IBM Breaks Ground by Open-Sourcing Granite Code Base: A Milestone in AI Development

14 May, 2024

Open-sourcing Large Language Models (LLMs) has long been a challenge, marred by legal complexities and proprietary concerns. While some companies have purportedly taken steps in this direction, IBM has now emerged as a pioneer, successfully navigating the intricate landscape of AI-compatible open-source initiatives. The culmination of years of effort, IBM's Granite Code Base represents a breakthrough in the field. Leveraging pretraining data from diverse, publicly available sources such as GitHub repositories and natural language datasets, IBM meticulously crafted a repository of LLMs devoid of copyright or legal entanglements. These models, boasting 3 to 4 terabytes of code data and natural language datasets, are licensed under the Apache 2.0 license, facilitating both research and commercial applications. This move, particularly enabling commercial use, sets IBM apart from its predecessors in the LLM arena.
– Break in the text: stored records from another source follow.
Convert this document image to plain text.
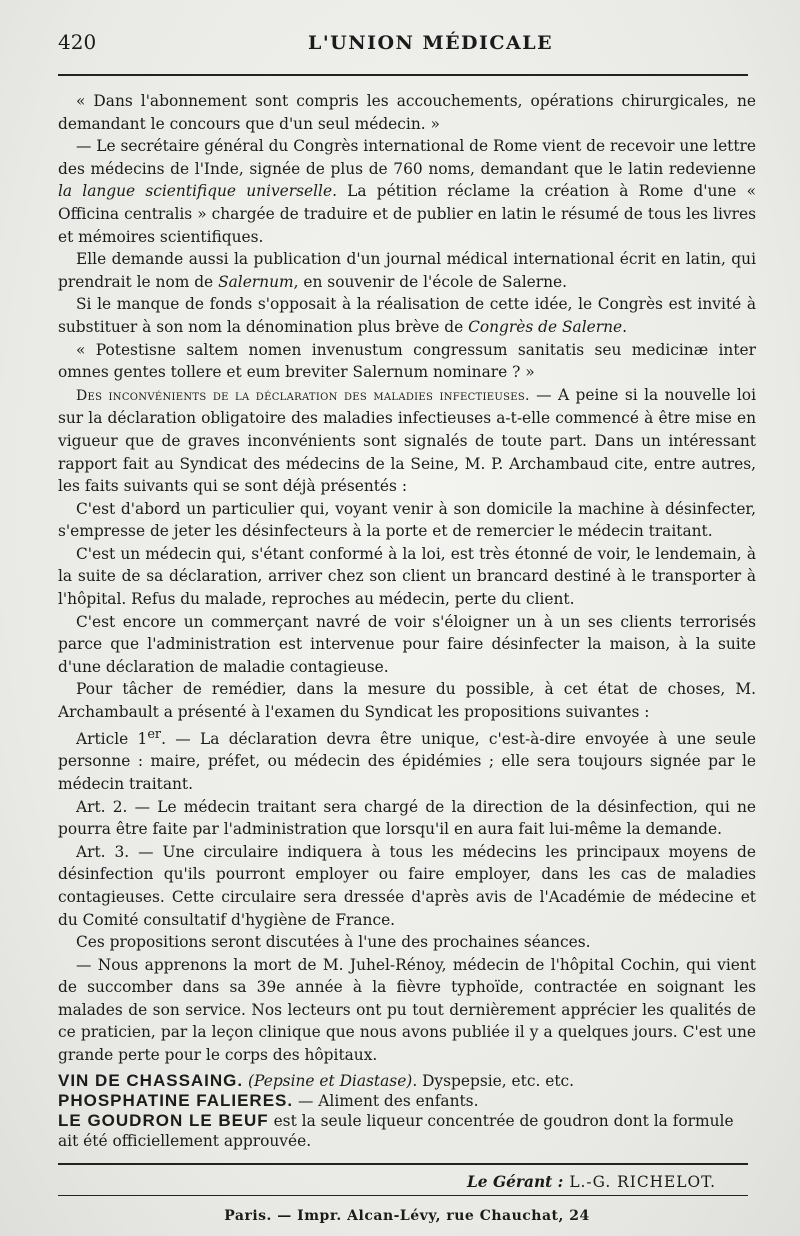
420	L'UNION MÉDICALE

« Dans l'abonnement sont compris les accouchements, opérations chirurgicales, ne demandant le concours que d'un seul médecin. »

— Le secrétaire général du Congrès international de Rome vient de recevoir une lettre des médecins de l'Inde, signée de plus de 760 noms, demandant que le latin redevienne la langue scientifique universelle. La pétition réclame la création à Rome d'une « Officina centralis » chargée de traduire et de publier en latin le résumé de tous les livres et mémoires scientifiques.

Elle demande aussi la publication d'un journal médical international écrit en latin, qui prendrait le nom de Salernum, en souvenir de l'école de Salerne.

Si le manque de fonds s'opposait à la réalisation de cette idée, le Congrès est invité à substituer à son nom la dénomination plus brève de Congrès de Salerne.

« Potestisne saltem nomen invenustum congressum sanitatis seu medicinæ inter omnes gentes tollere et eum breviter Salernum nominare ? »

Des inconvénients de la déclaration des maladies infectieuses. — A peine si la nouvelle loi sur la déclaration obligatoire des maladies infectieuses a-t-elle commencé à être mise en vigueur que de graves inconvénients sont signalés de toute part. Dans un intéressant rapport fait au Syndicat des médecins de la Seine, M. P. Archambaud cite, entre autres, les faits suivants qui se sont déjà présentés :

C'est d'abord un particulier qui, voyant venir à son domicile la machine à désinfecter, s'empresse de jeter les désinfecteurs à la porte et de remercier le médecin traitant.

C'est un médecin qui, s'étant conformé à la loi, est très étonné de voir, le lendemain, à la suite de sa déclaration, arriver chez son client un brancard destiné à le transporter à l'hôpital. Refus du malade, reproches au médecin, perte du client.

C'est encore un commerçant navré de voir s'éloigner un à un ses clients terrorisés parce que l'administration est intervenue pour faire désinfecter la maison, à la suite d'une déclaration de maladie contagieuse.

Pour tâcher de remédier, dans la mesure du possible, à cet état de choses, M. Archambault a présenté à l'examen du Syndicat les propositions suivantes :

Article 1er. — La déclaration devra être unique, c'est-à-dire envoyée à une seule personne : maire, préfet, ou médecin des épidémies ; elle sera toujours signée par le médecin traitant.

Art. 2. — Le médecin traitant sera chargé de la direction de la désinfection, qui ne pourra être faite par l'administration que lorsqu'il en aura fait lui-même la demande.

Art. 3. — Une circulaire indiquera à tous les médecins les principaux moyens de désinfection qu'ils pourront employer ou faire employer, dans les cas de maladies contagieuses. Cette circulaire sera dressée d'après avis de l'Académie de médecine et du Comité consultatif d'hygiène de France.

Ces propositions seront discutées à l'une des prochaines séances.

— Nous apprenons la mort de M. Juhel-Rénoy, médecin de l'hôpital Cochin, qui vient de succomber dans sa 39e année à la fièvre typhoïde, contractée en soignant les malades de son service. Nos lecteurs ont pu tout dernièrement apprécier les qualités de ce praticien, par la leçon clinique que nous avons publiée il y a quelques jours. C'est une grande perte pour le corps des hôpitaux.

VIN DE CHASSAING. (Pepsine et Diastase). Dyspepsie, etc. etc.
PHOSPHATINE FALIERES. — Aliment des enfants.
LE GOUDRON LE BEUF est la seule liqueur concentrée de goudron dont la formule ait été officiellement approuvée.
Le Gérant : L.-G. RICHELOT.
Paris. — Impr. Alcan-Lévy, rue Chauchat, 24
Ruchir Puri, IBM Research chief scientist, underscores the transformative potential of these LLMs, heralding a new era in generative AI for software development. With a focus on targeted business use cases, IBM emphasizes the practical applications of the Granite models, specifically tailored for programming tasks across various domains. Already integrated into IBM Watsonx Code Assistant products, such as WCA for Ansible Lightspeed and WCA for IBM Z, the Granite LLMs offer a promising avenue for software modernization and automation. With accessibility heightened through platforms like IBM and Red Hat's InstructLab, developers worldwide can harness the power of these models to drive innovation.

Beyond its technical prowess, IBM's commitment to transparency and ethical data practices distinguishes its offering. By curating clean datasets free from hate speech and profanity, IBM ensures a conducive environment for development.